Use induction to show that $(a\cdot b)^n = a^n \cdot b^n$ for any $n \geq 1$.
Show that $a^{-n} = (a^{-1})^n$ and then prove it for negative integers.
Solution: Since $G$ is an abelian group, for any $a,b \in G$, we have $a\cdot b = b \cdot a$. We need to prove hat for any $n \in \mathbb{Z} $, $(a\cdot b)^n = = a^n \cdot b^n$. Let us first prove this for $n \in \mathbb{N} $. We will prove this by the method of induction.

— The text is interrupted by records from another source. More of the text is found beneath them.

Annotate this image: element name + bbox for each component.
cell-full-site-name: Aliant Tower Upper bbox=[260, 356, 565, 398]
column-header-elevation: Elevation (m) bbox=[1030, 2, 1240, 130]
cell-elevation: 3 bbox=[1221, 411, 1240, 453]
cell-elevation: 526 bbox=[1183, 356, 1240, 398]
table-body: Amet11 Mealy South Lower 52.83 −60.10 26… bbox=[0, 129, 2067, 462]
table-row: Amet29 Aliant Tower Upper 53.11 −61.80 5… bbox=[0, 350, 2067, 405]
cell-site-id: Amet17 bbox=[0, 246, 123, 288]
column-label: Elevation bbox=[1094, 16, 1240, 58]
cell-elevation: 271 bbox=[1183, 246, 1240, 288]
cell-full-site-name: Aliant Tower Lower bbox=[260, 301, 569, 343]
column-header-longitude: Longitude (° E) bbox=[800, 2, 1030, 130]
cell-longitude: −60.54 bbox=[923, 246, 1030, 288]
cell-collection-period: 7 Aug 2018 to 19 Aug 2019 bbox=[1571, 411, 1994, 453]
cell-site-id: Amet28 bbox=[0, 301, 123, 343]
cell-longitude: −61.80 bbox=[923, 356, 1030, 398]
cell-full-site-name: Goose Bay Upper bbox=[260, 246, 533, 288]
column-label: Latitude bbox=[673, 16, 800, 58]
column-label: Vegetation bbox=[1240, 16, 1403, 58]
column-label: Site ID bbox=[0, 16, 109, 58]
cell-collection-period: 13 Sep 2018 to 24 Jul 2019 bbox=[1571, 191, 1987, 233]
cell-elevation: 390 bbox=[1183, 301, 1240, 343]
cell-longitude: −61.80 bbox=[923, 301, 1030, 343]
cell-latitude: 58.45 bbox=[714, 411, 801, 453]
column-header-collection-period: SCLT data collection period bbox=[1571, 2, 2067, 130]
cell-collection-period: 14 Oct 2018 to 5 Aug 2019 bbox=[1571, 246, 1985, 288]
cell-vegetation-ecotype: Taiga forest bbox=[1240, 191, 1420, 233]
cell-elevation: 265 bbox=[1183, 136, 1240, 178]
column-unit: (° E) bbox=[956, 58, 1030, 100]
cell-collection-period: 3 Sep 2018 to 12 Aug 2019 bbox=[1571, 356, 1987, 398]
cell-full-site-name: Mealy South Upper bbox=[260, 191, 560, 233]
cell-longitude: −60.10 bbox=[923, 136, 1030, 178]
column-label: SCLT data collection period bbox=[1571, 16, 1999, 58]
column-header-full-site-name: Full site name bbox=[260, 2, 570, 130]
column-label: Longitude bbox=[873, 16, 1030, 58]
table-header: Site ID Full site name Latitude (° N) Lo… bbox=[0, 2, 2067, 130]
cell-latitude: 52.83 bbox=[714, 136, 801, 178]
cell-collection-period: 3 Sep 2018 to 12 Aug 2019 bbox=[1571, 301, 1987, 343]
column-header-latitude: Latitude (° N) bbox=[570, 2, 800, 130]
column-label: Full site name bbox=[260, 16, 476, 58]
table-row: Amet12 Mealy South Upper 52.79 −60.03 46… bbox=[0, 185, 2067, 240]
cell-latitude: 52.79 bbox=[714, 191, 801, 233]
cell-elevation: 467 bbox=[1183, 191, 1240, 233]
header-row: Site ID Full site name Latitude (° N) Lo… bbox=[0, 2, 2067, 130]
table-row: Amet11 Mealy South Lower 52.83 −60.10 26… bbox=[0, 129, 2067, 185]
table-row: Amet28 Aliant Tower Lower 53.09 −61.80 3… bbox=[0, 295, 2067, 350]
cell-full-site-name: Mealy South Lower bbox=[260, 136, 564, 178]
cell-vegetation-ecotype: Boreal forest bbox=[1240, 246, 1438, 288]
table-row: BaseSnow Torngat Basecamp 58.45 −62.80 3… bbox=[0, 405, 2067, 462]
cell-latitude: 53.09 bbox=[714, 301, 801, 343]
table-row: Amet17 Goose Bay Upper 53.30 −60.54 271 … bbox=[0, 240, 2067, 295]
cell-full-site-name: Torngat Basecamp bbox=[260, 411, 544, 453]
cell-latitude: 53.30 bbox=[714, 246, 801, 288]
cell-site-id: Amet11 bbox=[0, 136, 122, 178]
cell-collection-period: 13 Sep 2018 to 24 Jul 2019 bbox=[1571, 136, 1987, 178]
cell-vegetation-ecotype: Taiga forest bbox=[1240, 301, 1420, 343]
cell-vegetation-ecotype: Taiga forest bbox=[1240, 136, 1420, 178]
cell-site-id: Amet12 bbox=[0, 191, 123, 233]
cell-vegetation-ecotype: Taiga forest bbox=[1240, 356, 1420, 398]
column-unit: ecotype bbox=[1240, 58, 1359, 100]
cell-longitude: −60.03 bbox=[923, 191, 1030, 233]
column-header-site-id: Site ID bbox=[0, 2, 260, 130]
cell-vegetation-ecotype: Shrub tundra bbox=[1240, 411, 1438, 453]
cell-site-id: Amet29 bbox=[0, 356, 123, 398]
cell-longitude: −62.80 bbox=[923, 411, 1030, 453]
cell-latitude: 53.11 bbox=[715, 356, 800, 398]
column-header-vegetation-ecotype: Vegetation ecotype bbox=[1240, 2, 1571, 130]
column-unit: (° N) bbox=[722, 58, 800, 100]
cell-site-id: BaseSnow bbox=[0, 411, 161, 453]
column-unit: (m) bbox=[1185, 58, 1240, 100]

Let $P(n)$ be the statement that $(a\cdot b)^n = a^n \cdot b^n$.
Since $G$ is abelian, $P(1)$ is true.
Let $P(k)$ is true.
We need to prove that $P(k+1)$ is true. Note that
\begin{align*}
(a\cdot b)^{k+1} & = (a\cdot b)^k \cdot (a\cdot b) = (a^k \cdot b^k ) \cdot a \cdot b \\
& = a^k \cdot (b^k \cdot a) \cdot b = a^k \cdot (a \cdot b^k) \cdot b \\
& = a^{k+1} \cdot b^{k+1}.
\end{align*}
Thus by the method of induction, we conclude that for $n \in \mathbb{N} $, $(a \cdot b)^n = a^n \cdot b^n$.
For $n\in \mathbb{N} $, we note that
\begin{gather*}
(a\cdot b)^{-1} = b^{-1} \cdot a^{-1} = a^{-1} \cdot b^{-1} \text{ and } \\
(a^{-1} )^n = a^{-n}.
\end{gather*}
Thus, using the above two, we have
\begin{align*}
(a\cdot b)^{-n} = \left( (a\cdot b)^{-1} \right) ^n = \left( a^{-1} \cdot b^{-1} \right) ^n = a^{-n} \cdot b^{-n}.
\end{align*}
Therefore, for $n \in \mathbb{Z} $, we proved that $(a\cdot b)^n = a^n \cdot b^n$.